Merhaba 40 Yaşım,
Kağıtlar her ne kadar zaman koksa da geleceğe ulaşıp ulaşmayacakları kesin olmadığı için internet ortamında saklayacağım sana yazdığım notları. O günler geldiğinde bu notları okuyup “kendimi nerede, hangi zamanda unuttum” diye hayıflanmak yerine, “istediğim ne varsa yapmışım” diyen bir Merve ile karşılaşmak istiyorum.
Bir yerlerden başladın hayata. Zamanın akışı sürükledi seni bir süre. Her ne kadar dolu dolu hazırlandığını düşünsen de iş hayatına, sudan çıkmış balığa döndün aslında. Ne yapacağını, ne yapman gerektiğini bilemedin bir süre. Etrafındaki herkesten farklı tavsiyeler dinledin. Hiç birinin bir diğerine tutmadığı tavsiyeler. Oysa sen her zaman işin doğrusu ne ise bana söylesinler, bende o doğruyu yapayım. Böylece doğru zamanda doğru yerde olayım dersin değil mi?
Bu sefer biraz farklı gelişti olaylar. Hayal ettiğin, tahmin ettiğin gibi gitmedi bir şeyler. Cesur olduğunu zannettiğin kadar korkak, güçsüz olduğunu zanettiğin kadar güçlü olan özelliklerini keşfettin. Düştün kalktın, ağladın güldün.
Şimdi bu notları okurken “sen daha ne gördün , daha göreceklerini bir bilsen..” diyerek kıkırdadığını duyar gibiyim.

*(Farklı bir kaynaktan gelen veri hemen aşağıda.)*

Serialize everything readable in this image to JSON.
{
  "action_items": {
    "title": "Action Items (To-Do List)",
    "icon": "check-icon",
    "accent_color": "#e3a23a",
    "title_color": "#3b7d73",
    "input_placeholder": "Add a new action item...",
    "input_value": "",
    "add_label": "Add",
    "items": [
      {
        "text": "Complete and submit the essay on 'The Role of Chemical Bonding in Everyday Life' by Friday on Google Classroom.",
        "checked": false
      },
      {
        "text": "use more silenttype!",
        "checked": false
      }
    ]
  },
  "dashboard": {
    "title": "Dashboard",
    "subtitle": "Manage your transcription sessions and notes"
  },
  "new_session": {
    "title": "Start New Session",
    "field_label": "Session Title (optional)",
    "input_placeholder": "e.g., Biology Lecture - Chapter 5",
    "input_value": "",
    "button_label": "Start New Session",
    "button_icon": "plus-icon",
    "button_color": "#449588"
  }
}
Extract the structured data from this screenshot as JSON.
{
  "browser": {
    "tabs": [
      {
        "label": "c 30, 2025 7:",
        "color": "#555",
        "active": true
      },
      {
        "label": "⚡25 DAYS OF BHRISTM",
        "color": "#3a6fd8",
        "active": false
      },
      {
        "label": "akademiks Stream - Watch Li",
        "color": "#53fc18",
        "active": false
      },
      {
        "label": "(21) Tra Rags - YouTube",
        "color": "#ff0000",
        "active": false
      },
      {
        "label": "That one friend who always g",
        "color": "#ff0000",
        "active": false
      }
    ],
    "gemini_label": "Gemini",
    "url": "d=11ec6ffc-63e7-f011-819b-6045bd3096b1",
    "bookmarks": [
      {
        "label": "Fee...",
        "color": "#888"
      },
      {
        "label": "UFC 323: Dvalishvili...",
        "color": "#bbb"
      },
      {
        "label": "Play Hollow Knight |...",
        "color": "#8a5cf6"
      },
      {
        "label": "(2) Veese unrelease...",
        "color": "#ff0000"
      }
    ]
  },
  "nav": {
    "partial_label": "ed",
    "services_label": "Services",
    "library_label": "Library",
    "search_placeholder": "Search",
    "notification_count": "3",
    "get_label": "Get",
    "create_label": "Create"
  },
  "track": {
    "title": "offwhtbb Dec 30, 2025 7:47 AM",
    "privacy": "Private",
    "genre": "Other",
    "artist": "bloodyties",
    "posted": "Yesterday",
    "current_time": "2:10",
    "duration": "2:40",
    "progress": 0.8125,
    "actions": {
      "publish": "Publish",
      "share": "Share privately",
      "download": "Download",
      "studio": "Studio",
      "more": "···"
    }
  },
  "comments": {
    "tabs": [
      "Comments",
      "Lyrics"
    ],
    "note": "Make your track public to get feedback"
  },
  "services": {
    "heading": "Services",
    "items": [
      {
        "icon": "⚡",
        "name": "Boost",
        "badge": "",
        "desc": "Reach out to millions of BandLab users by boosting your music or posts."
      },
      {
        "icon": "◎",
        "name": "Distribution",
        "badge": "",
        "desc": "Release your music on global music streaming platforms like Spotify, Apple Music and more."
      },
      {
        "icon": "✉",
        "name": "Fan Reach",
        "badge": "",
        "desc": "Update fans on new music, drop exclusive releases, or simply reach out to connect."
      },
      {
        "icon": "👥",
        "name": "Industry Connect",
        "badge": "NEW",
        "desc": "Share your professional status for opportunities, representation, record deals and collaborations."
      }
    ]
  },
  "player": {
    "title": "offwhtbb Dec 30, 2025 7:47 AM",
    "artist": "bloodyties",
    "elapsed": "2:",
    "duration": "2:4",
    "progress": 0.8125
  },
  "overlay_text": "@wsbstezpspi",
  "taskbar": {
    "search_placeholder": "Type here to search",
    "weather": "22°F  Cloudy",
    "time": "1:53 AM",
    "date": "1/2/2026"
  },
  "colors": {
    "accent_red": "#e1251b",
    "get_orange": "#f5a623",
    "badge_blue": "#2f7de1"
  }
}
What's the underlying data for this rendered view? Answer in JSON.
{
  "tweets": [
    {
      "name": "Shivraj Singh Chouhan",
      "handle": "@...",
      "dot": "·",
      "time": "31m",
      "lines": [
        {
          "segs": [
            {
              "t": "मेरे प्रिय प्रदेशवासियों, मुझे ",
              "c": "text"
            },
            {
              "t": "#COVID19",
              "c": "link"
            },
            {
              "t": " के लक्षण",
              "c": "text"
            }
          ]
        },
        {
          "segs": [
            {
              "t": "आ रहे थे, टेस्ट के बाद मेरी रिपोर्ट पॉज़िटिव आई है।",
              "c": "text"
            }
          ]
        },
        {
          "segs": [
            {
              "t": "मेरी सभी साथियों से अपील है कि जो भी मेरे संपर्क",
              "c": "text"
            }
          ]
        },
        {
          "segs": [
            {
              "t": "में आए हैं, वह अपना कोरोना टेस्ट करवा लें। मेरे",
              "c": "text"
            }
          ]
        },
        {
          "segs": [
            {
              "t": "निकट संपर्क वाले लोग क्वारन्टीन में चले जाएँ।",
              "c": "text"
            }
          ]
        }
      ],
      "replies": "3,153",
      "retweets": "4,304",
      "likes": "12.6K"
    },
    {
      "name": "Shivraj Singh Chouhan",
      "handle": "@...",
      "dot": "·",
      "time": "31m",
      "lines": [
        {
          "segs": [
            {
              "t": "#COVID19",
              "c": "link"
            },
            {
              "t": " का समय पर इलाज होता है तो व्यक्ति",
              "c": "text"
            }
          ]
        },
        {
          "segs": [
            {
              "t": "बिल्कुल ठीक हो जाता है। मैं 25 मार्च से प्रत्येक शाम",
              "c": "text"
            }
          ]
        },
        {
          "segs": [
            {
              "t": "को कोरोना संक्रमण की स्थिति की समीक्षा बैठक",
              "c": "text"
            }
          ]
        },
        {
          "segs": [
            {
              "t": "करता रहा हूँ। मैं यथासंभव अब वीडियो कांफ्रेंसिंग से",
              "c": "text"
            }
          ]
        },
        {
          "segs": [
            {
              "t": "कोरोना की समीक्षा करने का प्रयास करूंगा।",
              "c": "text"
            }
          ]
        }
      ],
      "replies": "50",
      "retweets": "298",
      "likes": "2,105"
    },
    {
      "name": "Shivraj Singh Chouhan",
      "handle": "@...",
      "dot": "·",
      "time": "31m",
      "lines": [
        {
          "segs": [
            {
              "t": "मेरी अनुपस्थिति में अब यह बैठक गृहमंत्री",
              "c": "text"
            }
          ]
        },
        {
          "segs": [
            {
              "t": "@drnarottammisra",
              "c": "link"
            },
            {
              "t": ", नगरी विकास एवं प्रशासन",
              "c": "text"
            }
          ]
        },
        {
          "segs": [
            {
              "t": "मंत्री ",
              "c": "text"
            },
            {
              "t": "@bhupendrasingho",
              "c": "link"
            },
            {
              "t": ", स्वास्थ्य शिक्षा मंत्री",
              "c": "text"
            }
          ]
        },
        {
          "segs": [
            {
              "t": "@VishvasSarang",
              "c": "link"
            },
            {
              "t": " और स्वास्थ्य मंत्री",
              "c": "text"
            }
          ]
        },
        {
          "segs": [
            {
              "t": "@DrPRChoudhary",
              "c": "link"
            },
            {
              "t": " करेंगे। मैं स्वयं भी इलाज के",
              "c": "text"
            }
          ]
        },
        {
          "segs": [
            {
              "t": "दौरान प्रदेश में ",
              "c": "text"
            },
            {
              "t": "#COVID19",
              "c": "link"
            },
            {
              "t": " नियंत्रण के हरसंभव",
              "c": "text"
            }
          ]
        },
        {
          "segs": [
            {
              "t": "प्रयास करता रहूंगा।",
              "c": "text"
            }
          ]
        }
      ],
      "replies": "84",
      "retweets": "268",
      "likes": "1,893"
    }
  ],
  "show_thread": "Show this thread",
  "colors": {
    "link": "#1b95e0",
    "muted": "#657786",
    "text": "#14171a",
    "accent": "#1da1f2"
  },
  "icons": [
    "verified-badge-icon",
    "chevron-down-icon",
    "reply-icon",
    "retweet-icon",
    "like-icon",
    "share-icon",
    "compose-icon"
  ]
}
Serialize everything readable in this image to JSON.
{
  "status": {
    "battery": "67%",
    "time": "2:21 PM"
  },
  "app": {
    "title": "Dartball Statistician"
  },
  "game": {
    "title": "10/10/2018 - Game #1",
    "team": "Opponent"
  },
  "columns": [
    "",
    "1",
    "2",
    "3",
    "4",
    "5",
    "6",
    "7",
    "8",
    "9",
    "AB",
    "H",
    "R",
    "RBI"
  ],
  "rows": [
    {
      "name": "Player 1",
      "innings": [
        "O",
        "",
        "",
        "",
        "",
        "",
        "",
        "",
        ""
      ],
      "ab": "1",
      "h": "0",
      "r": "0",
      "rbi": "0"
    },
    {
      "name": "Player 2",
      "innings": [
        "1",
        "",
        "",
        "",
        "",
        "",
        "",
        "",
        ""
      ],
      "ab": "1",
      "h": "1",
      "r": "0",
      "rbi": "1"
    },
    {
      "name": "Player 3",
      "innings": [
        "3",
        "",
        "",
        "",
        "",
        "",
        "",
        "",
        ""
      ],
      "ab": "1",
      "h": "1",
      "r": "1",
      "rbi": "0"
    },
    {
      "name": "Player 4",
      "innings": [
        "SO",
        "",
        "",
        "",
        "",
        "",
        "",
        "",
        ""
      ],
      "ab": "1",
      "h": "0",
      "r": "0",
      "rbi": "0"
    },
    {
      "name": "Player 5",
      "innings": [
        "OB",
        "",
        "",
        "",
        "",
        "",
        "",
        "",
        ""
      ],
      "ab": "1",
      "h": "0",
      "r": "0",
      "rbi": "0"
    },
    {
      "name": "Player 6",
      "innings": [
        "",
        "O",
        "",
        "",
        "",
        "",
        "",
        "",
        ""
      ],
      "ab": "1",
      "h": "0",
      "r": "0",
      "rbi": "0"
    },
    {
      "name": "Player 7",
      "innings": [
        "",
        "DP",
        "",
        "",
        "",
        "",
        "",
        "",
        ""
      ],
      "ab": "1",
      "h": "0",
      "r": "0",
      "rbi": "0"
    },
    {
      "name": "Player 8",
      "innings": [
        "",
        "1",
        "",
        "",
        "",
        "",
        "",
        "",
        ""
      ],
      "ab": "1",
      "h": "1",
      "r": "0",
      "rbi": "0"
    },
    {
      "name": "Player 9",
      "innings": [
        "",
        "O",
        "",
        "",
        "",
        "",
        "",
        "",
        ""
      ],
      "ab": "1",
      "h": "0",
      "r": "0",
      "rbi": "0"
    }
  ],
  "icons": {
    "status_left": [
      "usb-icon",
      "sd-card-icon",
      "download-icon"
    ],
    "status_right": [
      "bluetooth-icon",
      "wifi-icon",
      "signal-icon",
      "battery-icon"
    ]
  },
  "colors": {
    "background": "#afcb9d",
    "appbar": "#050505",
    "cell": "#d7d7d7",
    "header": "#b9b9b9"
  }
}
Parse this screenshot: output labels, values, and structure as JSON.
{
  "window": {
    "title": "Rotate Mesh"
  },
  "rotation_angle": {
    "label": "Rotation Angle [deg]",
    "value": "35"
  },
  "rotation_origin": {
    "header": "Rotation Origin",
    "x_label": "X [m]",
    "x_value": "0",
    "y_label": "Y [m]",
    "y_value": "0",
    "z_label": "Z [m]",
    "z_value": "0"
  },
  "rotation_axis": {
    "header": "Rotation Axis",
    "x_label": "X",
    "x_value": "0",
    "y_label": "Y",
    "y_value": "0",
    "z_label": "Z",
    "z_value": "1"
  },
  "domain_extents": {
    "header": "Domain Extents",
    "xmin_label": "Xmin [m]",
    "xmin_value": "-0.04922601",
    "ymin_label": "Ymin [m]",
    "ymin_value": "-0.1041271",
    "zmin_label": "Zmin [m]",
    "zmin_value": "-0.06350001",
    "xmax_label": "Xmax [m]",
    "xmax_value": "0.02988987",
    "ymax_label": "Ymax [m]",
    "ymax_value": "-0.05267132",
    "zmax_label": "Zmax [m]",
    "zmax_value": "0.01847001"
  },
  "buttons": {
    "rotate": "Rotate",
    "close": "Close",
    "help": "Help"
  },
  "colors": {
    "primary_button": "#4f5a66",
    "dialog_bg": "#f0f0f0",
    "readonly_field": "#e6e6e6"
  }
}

Fakat unutma güçsüz olduğun kadar canını yakar yaşadıkların. Kabuğun kalınlaştıkça, olgunlaştıkça anlamsızlaşır zorluklar. Benim narin tenime batan minik bir dikiş iğnesi, gün gelip yorgan iğnesine dönüştüyse ve ben aynı şiddetle etkileniyorsam, bu demektir ki, bir şeyler doğru gidiyor.